We need real help here to protect Iraq's biodiversity and in a country that is throwing everything into oil development to ressurect itself, a few birds (thousands) are not even discussed or thought about ... but once the oil runs out, what will be left? No one in Iraq can stop oil development and it would be a waste of time to try. Iraq needs that oil to develop but it's got to protect its environment along side that development if it wants to be left with something more than a wasteland.

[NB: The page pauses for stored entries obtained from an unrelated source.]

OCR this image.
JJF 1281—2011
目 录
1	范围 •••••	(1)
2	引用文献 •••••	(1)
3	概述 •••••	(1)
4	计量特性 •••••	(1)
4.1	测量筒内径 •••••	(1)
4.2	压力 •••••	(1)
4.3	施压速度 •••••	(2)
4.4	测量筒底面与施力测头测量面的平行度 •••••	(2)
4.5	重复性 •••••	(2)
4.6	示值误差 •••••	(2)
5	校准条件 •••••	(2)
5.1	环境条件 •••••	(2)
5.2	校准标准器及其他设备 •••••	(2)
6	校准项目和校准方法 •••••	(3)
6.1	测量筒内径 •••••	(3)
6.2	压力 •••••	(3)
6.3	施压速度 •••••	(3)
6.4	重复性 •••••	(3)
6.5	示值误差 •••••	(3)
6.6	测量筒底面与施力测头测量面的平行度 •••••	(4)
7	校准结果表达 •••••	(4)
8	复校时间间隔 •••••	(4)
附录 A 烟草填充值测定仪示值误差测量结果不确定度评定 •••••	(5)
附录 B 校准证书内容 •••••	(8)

Saturday, November 06, 2010

There was a recent story on the Mesopotamian marshlands done on PBS (The Public Broadcast System of the U.S.) ... I noticed a comment on the story from an Iranian gentlemen named Parviz, that I just had to respond to. I've repeated these two exchanges below:

parviz said:
November 5, 2010 at 9:23 pm
this is wonderful to save and vivid that lands i am a Persian from south of Iran

BUT:
can you Please tell me where is Arabian Gulf is? and when it existed? why do you change the name of Persian Gulf in your Articles. there was not ,is not ,and will not be such a fake name for our Persian Gulf please correct yourself ( see the maps ) or we might thought you got some money from rich Arab Shaikhs to use a FAKE Name Persian Gulf is where that all those water finally end in thanks
and hope one day see that Place become as it was for thousands of year
Parvzi



My response:
This issue of whether to call it the Persian Gulf or the Arabian Gulf always gets people riled up. Remember what Juliet said:

"What's in a name? That which we call a rose
By any other name would smell as sweet."

I suggest you do a little search on wikipedia if you want to hear the whole tired story on what this area is called ... essentially Arabs, particularly Iraqis, perfer to call the area the Arabian Gulf and people working in Arab countries get a similar lecture to Parviz's if they use the term "Persian Gulf." I guess you just can't win. I myself, who work in the Middle East have sometimes written it the "Persian/Arabian Gulf" ... this is done in a similar vein to what may be the more politically correct term "Isreal/Palestine."

Personally, I find these debates all rather silly ... far more pressing are the many problems of the Gulf including the environmental devastations of wars, oil and industrial development, municipal pollution, and overfishing that this body of water (call it what you will) has faced. This rose doesn't smell so sweet. I suggest we focus more on that.